The statement said that rebels had captured 44 armored vehicles and had liberated many villages and towns.
Fierce fighting has erupted since last month to the east
of Damascus as Syrian rebels struggle to break a months-long blockade by regime
forces.
The fighting began on mid November when rebel
units attacked a string of military checkpoints encircling the opposition-held
suburbs in Eastern Ghouta, which has been under siege for more than six months.
The
blockade has cut off rebels’ weapons supplies and helped turn the tide of fighting
around the capital in Al Assad’s favour.
The battle had also drawn in hundreds of foreign
fighters on both sides, underlining how Syria’s civil war has stirred
Sunni-Shiite tensions across the region.
Assad's military resurgence this year has relied to a great extent on support from Shi'ite Iran and fighters from Lebanon's Hezbollah and Iraqi militias, some of them based around a Shi'ite shrine southeast of Damascus.

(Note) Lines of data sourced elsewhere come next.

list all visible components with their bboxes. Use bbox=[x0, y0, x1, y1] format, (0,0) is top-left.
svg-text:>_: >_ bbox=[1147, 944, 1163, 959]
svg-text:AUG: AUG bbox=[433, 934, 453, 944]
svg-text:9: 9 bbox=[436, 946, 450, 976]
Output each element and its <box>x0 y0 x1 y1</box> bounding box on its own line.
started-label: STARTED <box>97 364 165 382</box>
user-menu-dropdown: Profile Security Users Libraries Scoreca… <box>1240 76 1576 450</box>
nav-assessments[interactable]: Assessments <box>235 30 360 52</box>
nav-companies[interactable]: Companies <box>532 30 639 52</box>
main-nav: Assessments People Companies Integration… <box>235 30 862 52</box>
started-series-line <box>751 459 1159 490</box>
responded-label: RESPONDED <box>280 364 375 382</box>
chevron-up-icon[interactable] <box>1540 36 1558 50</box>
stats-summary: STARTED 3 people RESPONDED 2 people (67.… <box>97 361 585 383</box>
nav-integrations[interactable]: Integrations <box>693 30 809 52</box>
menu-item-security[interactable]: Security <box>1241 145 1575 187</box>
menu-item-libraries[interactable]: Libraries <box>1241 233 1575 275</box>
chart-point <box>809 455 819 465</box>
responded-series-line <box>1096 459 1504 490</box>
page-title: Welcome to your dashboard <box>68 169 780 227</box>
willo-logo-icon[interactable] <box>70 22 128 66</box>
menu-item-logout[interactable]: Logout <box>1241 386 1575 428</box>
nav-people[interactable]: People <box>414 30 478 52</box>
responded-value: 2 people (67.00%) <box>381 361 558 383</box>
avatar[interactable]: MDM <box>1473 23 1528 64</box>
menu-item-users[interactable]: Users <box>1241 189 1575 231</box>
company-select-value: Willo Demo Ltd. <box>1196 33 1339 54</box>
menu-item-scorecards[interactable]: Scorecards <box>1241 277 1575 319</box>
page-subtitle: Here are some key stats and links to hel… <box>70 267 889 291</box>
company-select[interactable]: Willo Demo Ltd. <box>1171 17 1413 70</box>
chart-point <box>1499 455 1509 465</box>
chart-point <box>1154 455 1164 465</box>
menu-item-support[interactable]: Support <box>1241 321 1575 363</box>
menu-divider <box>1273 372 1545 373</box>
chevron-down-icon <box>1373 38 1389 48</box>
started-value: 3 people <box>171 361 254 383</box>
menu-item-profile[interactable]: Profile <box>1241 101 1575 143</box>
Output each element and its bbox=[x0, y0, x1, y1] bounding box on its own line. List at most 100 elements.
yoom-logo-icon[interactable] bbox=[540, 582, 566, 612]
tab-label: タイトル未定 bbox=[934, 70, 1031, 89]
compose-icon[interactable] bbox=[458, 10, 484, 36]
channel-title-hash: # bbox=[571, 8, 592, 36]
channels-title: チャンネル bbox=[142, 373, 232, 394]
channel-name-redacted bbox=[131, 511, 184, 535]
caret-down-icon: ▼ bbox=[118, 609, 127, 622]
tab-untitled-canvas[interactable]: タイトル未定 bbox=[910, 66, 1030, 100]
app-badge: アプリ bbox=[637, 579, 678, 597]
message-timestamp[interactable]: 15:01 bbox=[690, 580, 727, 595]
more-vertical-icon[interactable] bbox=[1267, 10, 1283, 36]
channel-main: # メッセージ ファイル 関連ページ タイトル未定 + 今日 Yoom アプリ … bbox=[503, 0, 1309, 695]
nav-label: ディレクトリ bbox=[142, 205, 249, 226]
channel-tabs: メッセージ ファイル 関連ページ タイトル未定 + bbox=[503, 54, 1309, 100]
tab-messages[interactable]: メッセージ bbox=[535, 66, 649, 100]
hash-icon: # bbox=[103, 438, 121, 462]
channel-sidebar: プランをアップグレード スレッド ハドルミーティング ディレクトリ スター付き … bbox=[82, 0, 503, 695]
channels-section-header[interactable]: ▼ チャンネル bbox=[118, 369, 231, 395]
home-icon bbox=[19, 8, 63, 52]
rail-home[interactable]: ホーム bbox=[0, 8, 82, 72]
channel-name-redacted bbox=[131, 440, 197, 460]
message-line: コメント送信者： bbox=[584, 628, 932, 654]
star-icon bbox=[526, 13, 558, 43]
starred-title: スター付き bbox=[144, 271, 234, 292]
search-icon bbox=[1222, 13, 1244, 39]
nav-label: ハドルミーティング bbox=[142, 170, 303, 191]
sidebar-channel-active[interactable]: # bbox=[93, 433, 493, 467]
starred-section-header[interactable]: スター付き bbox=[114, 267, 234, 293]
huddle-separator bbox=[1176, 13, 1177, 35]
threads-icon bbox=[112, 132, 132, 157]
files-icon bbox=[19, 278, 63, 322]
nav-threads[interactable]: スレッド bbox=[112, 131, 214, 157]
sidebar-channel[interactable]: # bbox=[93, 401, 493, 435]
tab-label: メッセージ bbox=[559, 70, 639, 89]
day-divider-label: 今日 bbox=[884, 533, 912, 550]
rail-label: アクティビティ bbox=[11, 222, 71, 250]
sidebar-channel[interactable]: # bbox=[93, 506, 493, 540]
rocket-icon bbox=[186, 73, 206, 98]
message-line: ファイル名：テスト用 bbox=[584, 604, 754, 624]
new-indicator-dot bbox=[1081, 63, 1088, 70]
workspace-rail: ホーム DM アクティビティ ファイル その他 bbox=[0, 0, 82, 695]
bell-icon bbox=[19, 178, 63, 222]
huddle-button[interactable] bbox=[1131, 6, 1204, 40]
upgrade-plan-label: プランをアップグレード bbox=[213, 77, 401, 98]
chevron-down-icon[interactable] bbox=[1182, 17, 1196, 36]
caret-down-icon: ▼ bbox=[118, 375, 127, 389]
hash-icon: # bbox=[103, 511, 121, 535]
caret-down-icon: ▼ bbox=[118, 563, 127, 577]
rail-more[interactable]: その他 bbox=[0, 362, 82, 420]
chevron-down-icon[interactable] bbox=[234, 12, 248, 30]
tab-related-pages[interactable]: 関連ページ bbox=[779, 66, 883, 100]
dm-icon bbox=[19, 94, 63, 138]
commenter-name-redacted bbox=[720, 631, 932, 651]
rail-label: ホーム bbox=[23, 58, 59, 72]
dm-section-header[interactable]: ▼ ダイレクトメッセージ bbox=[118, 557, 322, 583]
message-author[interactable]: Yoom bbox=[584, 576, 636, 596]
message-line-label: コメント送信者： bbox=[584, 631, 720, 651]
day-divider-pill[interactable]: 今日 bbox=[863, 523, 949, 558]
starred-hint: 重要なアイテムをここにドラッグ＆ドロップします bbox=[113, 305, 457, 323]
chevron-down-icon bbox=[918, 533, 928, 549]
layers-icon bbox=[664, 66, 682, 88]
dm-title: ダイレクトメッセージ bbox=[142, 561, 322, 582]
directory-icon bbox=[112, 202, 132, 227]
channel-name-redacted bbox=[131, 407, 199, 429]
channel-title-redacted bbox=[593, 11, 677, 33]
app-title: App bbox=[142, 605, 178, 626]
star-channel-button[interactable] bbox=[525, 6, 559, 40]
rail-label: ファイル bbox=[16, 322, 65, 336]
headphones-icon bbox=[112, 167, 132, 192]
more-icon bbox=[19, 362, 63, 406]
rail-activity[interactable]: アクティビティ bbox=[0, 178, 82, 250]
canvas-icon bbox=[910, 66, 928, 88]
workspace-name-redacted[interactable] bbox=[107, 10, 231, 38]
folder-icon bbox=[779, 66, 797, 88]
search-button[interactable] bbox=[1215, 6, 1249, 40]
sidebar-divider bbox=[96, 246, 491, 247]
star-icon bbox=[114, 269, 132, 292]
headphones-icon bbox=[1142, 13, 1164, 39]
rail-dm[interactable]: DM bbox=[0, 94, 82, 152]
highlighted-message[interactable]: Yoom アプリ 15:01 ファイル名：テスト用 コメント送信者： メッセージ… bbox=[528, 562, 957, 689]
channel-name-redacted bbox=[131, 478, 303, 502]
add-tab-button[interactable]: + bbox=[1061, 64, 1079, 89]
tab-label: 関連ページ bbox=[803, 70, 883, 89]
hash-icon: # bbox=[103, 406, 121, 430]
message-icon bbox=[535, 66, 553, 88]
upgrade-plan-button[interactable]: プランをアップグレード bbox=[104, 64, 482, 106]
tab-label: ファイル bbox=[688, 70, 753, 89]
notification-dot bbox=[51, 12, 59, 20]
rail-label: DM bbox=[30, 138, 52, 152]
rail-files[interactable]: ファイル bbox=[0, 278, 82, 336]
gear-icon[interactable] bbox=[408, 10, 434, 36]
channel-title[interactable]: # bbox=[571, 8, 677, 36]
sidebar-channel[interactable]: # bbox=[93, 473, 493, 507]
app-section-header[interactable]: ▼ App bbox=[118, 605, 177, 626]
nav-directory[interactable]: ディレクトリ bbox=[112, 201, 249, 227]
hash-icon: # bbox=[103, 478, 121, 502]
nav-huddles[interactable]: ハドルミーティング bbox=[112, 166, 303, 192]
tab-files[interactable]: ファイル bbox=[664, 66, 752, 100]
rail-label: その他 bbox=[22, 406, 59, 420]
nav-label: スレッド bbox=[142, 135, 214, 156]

They have helped turn the tide against the Sunni Muslim rebels, whose ranks are increasingly dominated by Islamist fighters and al Qaeda-linked foreign jihadists.
"In the last few months Assad has been increasingly leaving the fighting in the urban areas, especially Damascus and its environs, to his Shi'ite allies," a Middle East security official said according to Reuters.
Hezbollah and its patron Iran do not comment on their operations in Syria.
The statement said that rebels had captured 44 armored vehicles and had liberated many villages and towns.
The conflict in Syria has killed more than 126,000 people, according to Human Rights NGO's.